Vanderbilt University, Nashville TN

Investigators

Abstract

This project will show how fire spreads on a global scale and link that behavior to the local scale. Wildfire damage to infrastructure and ecosystems is rising. It is possible to coexist with wildfires if decision makers consider fire behavior and take adaptive approaches, such as wildland fuel reductions and community home hardening. Knowledge of where and when adaptive approaches are needed requires a clear understanding of how wildfire propagates at multiple scales under different weather scenarios. Although researchers have made a substantial effort to model wildfire behavior at different scales, until recently, they knew little about how fires behave once they enter communities.
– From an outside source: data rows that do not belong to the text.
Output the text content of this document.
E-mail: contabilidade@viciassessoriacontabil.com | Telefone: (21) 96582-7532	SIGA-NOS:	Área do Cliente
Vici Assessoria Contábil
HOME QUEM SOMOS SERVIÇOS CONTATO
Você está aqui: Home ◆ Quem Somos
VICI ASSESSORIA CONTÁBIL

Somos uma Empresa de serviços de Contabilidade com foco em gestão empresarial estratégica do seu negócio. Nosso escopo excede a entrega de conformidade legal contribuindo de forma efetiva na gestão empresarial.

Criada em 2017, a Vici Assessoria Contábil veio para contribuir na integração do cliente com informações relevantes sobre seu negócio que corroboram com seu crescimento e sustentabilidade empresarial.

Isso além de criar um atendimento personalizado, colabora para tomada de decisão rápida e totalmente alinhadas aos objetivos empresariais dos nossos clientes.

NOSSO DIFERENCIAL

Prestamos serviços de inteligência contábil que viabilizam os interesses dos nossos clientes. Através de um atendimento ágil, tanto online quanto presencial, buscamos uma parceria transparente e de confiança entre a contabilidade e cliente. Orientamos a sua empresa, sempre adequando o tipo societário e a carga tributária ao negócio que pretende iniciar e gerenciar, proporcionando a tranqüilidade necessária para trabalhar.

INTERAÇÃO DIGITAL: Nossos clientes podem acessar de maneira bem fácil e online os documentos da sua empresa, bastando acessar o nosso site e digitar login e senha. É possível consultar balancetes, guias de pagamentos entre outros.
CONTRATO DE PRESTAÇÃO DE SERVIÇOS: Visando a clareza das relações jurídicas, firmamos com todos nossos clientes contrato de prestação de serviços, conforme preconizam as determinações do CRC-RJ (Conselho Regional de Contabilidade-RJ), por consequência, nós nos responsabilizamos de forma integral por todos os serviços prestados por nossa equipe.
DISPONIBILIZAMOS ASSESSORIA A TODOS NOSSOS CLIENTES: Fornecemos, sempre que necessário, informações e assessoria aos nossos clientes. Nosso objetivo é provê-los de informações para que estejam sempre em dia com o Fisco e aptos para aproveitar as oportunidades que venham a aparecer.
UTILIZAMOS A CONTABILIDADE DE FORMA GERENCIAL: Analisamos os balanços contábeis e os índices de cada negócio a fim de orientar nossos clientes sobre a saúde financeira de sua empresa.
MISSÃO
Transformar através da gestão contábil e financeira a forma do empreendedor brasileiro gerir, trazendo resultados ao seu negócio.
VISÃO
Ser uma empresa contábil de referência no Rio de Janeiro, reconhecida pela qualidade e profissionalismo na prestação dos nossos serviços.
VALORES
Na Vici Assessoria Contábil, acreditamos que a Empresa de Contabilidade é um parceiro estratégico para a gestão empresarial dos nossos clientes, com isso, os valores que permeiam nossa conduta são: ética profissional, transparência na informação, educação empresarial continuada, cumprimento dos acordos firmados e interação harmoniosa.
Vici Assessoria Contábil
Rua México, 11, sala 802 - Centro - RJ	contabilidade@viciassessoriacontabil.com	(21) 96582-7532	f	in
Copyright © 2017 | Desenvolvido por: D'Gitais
Wildfire propagation models offer a unique opportunity to link fire behaviors on the global scale all the way to the individual-building level in communities. Making this link will allow for more effective wildfire management that couples fuel reduction and home hardening strategies tailored to account for the physical, social, ecological, and economic characteristics of each community. This project will establish a framework to merge characteristics of the built environment with those of wildlands to improve models of fire risk in fire-prone communities. The research will start by linking wildfire models to simulate the behavior of fire at different scales - from a global domain to the community level. In addition, the approach to wildfire risk modeling will consider houses as drivers of fire, rather than simply recipients of fire. This will be achieved using a new community wildfire propagation model, AGNI-NAR – Asynchronous Graph Nexus Infrastructure for Network Assessment of Wildland-Urban Interface Risk. AGNI-NAR is as a decision-making tool that captures fire interaction between vegetation and structures to allow stakeholders to make informed wildfire fuel and home hardening decisions at the wildland, individual property, and community landscape levels. Recognizing that every community is unique, the project will seek to co-produce actionable solutions using the wildfire models through iterative engagement with key stakeholders in the study areas to identify socially acceptable mitigation scenarios. This award reflects NSF's statutory mission and has been deemed worthy of support through evaluation using the Foundation's intellectual merit and broader impacts review criteria.